Белые вспышки молний слепили, многократно отражаясь в мокрых каменных срезах холмов, вдоль которых спускалась в город узкая извилистая лента выщербленного асфальта. Она шла спиралью, почти кольцами – одно над другим, вдоль всей каменной чаши. Сидевшему в машине человеку вдруг стало казаться, что зеленый военный «мерседес», на заднем сиденье которого он ехал с молчаливым лейтенантом гвианийской армии, – люлька гигантской ярмарочной карусели, а белый губернаторский дом далеко внизу, в центре города, – ее ось.
Молоденький лейтенант со щегольской щеточкой усиков то и дело посматривал на дешевые контрабандные часы, но не торопил водителя.
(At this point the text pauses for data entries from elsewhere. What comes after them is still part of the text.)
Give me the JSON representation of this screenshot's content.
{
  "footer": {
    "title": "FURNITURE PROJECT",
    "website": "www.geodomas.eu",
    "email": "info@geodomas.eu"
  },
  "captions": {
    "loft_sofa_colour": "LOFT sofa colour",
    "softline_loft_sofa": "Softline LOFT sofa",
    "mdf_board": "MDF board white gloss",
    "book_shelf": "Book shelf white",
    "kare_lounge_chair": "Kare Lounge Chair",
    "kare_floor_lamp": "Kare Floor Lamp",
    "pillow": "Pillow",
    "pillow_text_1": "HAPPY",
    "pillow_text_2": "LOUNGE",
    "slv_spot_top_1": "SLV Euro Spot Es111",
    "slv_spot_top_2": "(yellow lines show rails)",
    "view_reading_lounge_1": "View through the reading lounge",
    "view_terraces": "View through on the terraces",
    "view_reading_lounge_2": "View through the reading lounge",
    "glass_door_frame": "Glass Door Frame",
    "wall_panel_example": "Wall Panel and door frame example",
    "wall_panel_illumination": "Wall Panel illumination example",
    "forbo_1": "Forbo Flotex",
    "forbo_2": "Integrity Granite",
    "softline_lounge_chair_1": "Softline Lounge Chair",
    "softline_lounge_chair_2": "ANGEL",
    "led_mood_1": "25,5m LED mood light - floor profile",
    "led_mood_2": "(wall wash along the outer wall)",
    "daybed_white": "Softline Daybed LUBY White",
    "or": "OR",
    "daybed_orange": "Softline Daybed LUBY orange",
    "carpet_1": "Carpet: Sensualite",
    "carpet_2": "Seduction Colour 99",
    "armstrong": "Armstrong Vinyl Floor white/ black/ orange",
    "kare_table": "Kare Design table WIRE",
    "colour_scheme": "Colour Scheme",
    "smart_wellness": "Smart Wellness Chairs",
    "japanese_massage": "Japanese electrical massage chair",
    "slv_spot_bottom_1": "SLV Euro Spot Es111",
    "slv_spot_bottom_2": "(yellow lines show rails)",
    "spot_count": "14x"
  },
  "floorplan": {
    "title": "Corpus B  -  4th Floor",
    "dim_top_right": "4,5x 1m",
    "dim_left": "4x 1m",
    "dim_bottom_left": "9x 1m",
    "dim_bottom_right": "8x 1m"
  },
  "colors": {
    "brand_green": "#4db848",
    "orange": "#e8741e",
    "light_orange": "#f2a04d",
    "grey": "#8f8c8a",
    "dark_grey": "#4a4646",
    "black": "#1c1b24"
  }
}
Шофер сидел бесстрастный, равнодушный. И машина и шофер принадлежали губернатору, и лейтенант, получивший адъютантскую должность при губернаторе всего две недели назад, еще не рисковал ими распоряжаться.
Покружив по гигантской асфальтовой спирали, машина наконец ворвалась в притихший сырой город и понеслась по пустой, покрытой красной грязью улице без тротуаров, вдоль которой тянулись подслеповатые одноэтажные домишки. Глиняные стены их, когда-то белые, за сезон дождей посерели, были забрызганы грязью из-под колес проезжавших мимо машин.
Из огороженных глиняными стенами двориков уже тянулись горьковатые дымки жаровен и неподвижно висели над рыжим от ржавчины железом мокрых крыш: горожане встречали наступающий вечер. Улица неожиданно круто повернула и с разбега уперлась в темно-зеленые решетчатые створки ворот, от которых по обе стороны тянулась невысокая, увитая лианами стена из дикого, беленного известью камня, за ней была другая стена – мокрые темно-зеленые кроны могучих деревьев манго.
Солдаты с закинутыми за плечи прикладом вверх карабинами, в потемневших от дождя маскировочных куртках поспешно открыли решетчатые створки чугунных ворот, на которых красовались белые с золотом гербы округа – единорог и лев под скрещенными мечами.
За воротами открылась длинная, посыпанная хрустким гравием аллея – и через минуту «мерседес» резко затормозил у губернаторского дома, двухэтажного, с белыми колоннами по фасаду, с высокой красной кирпичной трубой. Как и требовал колониальный стиль, у деревянного крыльца стояли на белых бетонных тумбах старинные чугунные пушки времен первых португальских визитов в Западную Африку. Два гигантских, выше дома, слоновых клыка возвышались там, где кончалась манговая аллея, их острые концы скрещивались и поддерживали большую, раскрашенную под золото нелепую корону. Это были лишь символы – проволочные каркасы, обмотанные широкой брезентовой лентой, напоминавшие о тех временах, когда по просторам провинции бродили огромные стада никого и ничего не боявшихся слонов.
С крыльца навстречу «мерседесу» сейчас же сбежал солдат с большим красным зонтом, украшенным надписью «Кока-кола», босой, его светло-зеленые брюки были закатаны почти до колен.
Он поспешно распахнул дверь машины и помог выбраться прибывшему советскому журналисту, старательно прикрывая его зонтом: дождь гулко барабанил по туго натянутому полотну. Петр обернулся, ожидая, что щеголеватый адъютант последует за ним, но офицер лишь сдержанно кивнул и поднес руку к блестящему козырьку своей новенькой фуражки.
На крыльце Петра уже ждал другой офицер. Этот был в изрядно поношенной мешковатой пятнистой форме. Давно не бритые щеки, черный берет, надвинутый на правую бровь, и автомат, закинутый за плечо, придавали ему свирепость и воинственность.
– Мистер Николаев, его превосходительство ждет вас, – сказал он, пропуская Петра мимо себя и обшаривая его цепким взглядом.
Петр шагнул на каменную ступень под навес из гофрированного железа, по которому монотонной дробью рассыпался дождь.
– Прошу, – учтиво нагнул голову офицер, удовлетворенный осмотром гостя, и они вошли в холл, где в беспорядке стояло несколько продавленных, потертых кресел и ярко пылал огонь в большом, основательно закопченном камине.
– Его превосходительство сейчас будет. – Офицер взялся за спинку ближайшего к камину кресла, и Петр воспринял этот жест как предложение сесть.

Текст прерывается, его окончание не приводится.